Monday April 30th, 2012
Officer Regina Tasca Goes 'Rogue' (William Norman Grigg)
Regina Tasca is a "rogue cop" – and God bless her for it.

Tasca is in the middle of disciplinary hearings that may result in her termination from the Bogota, New Jersey Police Department. She stands accused of "bizarre and outlandish" behavior in two incidents a year ago during which she revealed herself to be "A danger to other police officers."

Her first supposed offense – which wasn't mentioned until after the second – was a failure to assist another officer who was "attacked" by a drunken woman who was roughly half his weight and barely five feet tall. Her second was was to intervene when a police officer from another jurisdiction viciously assaulted an emotionally troubled young man who was not suspected of a crime.

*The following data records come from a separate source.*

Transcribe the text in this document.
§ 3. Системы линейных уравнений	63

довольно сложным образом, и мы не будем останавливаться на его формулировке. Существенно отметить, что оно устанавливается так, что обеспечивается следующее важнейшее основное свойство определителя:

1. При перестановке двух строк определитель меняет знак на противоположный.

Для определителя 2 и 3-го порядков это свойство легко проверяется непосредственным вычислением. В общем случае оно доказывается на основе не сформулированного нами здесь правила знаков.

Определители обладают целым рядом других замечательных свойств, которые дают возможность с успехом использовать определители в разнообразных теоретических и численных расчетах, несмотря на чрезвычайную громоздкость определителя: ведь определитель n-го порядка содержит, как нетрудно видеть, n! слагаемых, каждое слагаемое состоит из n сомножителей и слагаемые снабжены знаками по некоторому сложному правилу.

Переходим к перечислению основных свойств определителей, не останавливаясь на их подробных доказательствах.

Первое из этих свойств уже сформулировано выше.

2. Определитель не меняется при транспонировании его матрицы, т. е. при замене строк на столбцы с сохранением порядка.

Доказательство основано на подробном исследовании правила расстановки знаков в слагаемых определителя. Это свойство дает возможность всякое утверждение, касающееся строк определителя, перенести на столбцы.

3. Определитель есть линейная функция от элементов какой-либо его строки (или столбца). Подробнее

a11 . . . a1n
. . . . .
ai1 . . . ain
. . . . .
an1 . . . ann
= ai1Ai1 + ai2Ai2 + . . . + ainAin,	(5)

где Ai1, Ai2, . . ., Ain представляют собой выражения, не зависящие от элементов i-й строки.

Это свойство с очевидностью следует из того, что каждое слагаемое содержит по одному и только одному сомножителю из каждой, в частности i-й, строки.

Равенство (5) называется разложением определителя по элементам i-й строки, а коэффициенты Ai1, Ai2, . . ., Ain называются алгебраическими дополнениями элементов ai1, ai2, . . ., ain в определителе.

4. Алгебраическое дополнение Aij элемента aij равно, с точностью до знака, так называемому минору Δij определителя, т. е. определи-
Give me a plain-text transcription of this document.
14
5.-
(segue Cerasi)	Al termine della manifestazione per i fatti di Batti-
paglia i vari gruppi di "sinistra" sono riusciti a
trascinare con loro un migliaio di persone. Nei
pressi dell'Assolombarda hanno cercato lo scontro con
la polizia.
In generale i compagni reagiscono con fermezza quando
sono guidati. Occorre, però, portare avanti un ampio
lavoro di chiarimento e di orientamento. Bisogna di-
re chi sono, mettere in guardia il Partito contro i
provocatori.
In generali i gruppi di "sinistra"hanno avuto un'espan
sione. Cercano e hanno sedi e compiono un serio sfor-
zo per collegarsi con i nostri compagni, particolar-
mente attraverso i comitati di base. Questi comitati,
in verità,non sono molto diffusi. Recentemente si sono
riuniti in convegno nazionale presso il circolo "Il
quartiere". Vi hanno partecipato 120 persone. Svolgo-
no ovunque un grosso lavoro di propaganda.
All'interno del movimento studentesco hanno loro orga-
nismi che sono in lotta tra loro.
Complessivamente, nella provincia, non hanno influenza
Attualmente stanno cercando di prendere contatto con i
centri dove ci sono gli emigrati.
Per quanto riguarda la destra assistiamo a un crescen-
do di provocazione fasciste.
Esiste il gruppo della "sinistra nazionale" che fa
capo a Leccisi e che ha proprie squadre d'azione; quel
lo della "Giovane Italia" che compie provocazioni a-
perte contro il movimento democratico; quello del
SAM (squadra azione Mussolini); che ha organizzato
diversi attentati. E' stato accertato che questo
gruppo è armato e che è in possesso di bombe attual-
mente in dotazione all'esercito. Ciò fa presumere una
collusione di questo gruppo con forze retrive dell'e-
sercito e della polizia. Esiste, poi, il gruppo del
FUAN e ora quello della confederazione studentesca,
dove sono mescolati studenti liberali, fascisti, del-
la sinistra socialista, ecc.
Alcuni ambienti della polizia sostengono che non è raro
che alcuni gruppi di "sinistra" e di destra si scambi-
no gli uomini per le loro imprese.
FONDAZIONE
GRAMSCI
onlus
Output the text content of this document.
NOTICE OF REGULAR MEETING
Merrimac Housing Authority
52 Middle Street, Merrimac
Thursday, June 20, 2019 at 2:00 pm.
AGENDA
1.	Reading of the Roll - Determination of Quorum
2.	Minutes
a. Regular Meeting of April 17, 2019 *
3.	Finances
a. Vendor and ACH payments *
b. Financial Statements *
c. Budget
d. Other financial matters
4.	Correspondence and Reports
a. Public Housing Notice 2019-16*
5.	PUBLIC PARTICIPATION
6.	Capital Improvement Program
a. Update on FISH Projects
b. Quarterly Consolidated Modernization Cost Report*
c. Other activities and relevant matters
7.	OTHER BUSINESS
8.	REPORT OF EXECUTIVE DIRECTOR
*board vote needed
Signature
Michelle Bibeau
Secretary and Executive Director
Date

"I consider myself a peace officer," Tasca told Pro Libertate. "My thing is to help make sure that people are safe, and that they don’t have a reason to fear the police – that we treat them like human beings. The incident that started all of this was one in which I intervened to prevent excessive force against a kid who was the subject of a medical call, not a criminal suspect."

On April 29, 2011, Tasca was on patrol when she got a call for medical assistance. Former Bogota Council Member Tara Sharp, concerned about the erratic behavior of her 22-year-old son Kyle, called the police to take him to the hospital for a psychological evaluation. Requesting police intervention, particularly in cases of this kind, is never a good idea. Sharp was exceptionally fortunate that Officer Tasca was the first to respond: She has years of experience as an EMT and had just completed specialized training on situations involving psychologically disturbed people.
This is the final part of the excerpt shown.